Primeiramente, cabe destacar o que é a Comissão Global de Políticas de Drogas. Trata-se de um grupo de destacadas pessoas, cujo objetivo é promover a discussão, em nível internacional, sobre os danos causados pelas drogas e os meios para sua efetiva redução, com amparo em bases científicas. A Comissão foi formada após a bem sucedida experiência da Comissão Latino-americana para as Drogas e a Democracia, composta pelos presidentes Fernando Henrique Cardoso, do Brasil, César Augusto Gaviria Trujillo, da Colômbia, e Ernesto Zedillo, do México. Compreendendo que a associação entre o comércio de drogas, a violência e a corrupção são uma ameaça à democracia na América Latina, a Comissão re-avaliou as políticas predominantes de “guerra às drogas” e iniciou um debate público a respeito da questão que tende a ser rodeada pelo medo e pela falta de informação.[1]
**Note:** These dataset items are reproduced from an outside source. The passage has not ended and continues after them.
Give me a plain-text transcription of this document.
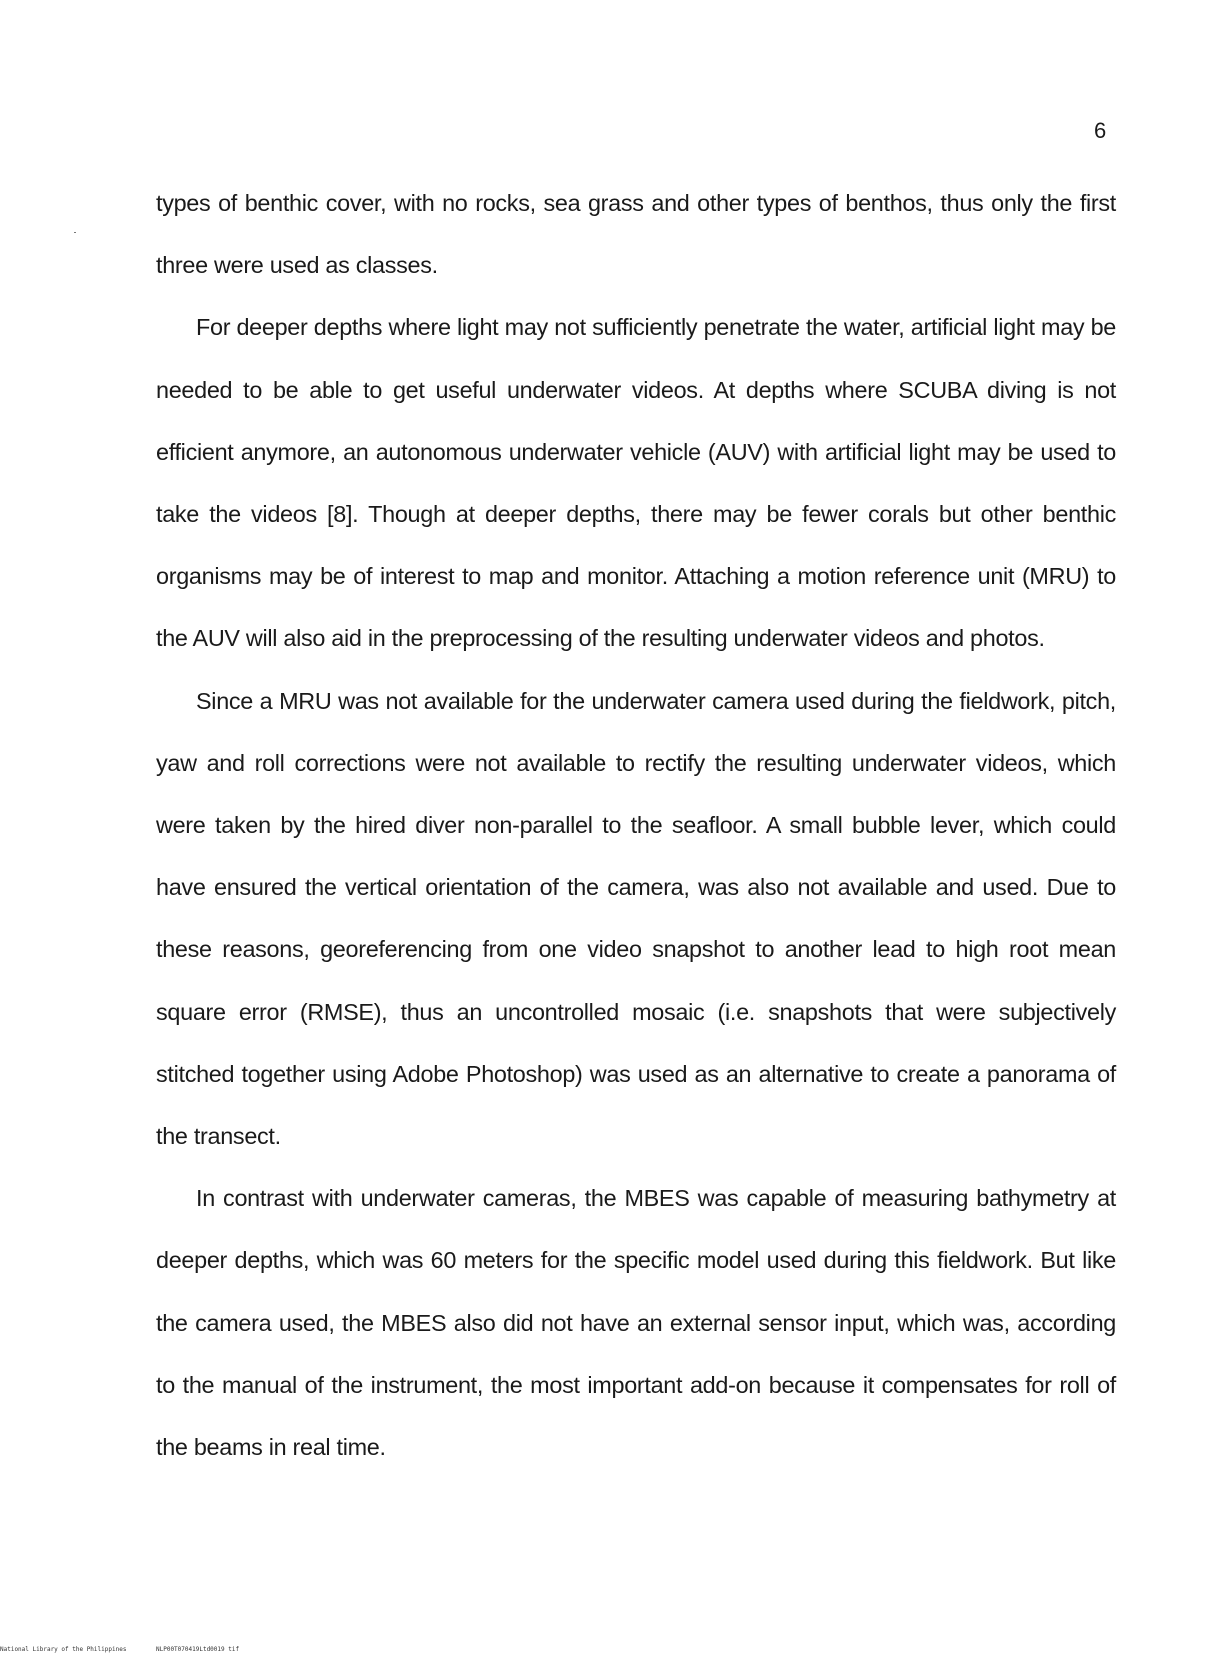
6

types of benthic cover, with no rocks, sea grass and other types of benthos, thus only the first three were used as classes.

For deeper depths where light may not sufficiently penetrate the water, artificial light may be needed to be able to get useful underwater videos. At depths where SCUBA diving is not efficient anymore, an autonomous underwater vehicle (AUV) with artificial light may be used to take the videos [8]. Though at deeper depths, there may be fewer corals but other benthic organisms may be of interest to map and monitor. Attaching a motion reference unit (MRU) to the AUV will also aid in the preprocessing of the resulting underwater videos and photos.

Since a MRU was not available for the underwater camera used during the fieldwork, pitch, yaw and roll corrections were not available to rectify the resulting underwater videos, which were taken by the hired diver non-parallel to the seafloor. A small bubble lever, which could have ensured the vertical orientation of the camera, was also not available and used. Due to these reasons, georeferencing from one video snapshot to another lead to high root mean square error (RMSE), thus an uncontrolled mosaic (i.e. snapshots that were subjectively stitched together using Adobe Photoshop) was used as an alternative to create a panorama of the transect.

In contrast with underwater cameras, the MBES was capable of measuring bathymetry at deeper depths, which was 60 meters for the specific model used during this fieldwork. But like the camera used, the MBES also did not have an external sensor input, which was, according to the manual of the instrument, the most important add-on because it compensates for roll of the beams in real time.

National Library of the Philippines	NLP00T070419Ltd0019 tif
A partir dessa experiência o movimento se internacionalizou ganhando apoios e adesões de personalidades de expressão mundial, notadamente da Europa e Estados Unidos da América e, a partir de então, passou a designar-se como Comissão Global de Políticas de Drogas. Para retratar a importância da Comissão, basta apenas citar alguns de seus integrantes, respeitados internacionalmente pela experiência acadêmica e profissional: George Papandreou, Primeiro Ministro da Grécia; George P. Shultz, ex- Secretário de Estado dos Estados Unidos da América (presidente honorário); Javier Solana, ex-Alto Representante da União Europeia para Política Exterior e Seguridade Comum; Kofi Annan, ex- Secretário Geral das Nações Unidas; Louise Arbour, ex-Alta Comissionada das Nações Unidas para os Direitos Humanos; Paul Volcker, ex-Presidente da Reserva Federal dos Estados Unidos; Ruth Dreifuss, ex-Presidente da Suissa; Thorvald Stoltenberg, ex- Ministro de Assuntos Exteriores e Alto Comissionado das Nações Unidas para os Refugiados; Asma Jahangir, ativista pelos direitos humanos e ex-Relatora Especial das Nações Unidas sobre Execuções Extrajudiciais, Sumárias ou Arbitrárias; Mario Vargas Llosa, escritor e intelectual; John Whitehead, banqueiro e presidente da Fundação World Trade Center Memorial; Marion Caspers-Merk, ex-Secretária de Estado do Ministério Federal da Saúde da Alemanha.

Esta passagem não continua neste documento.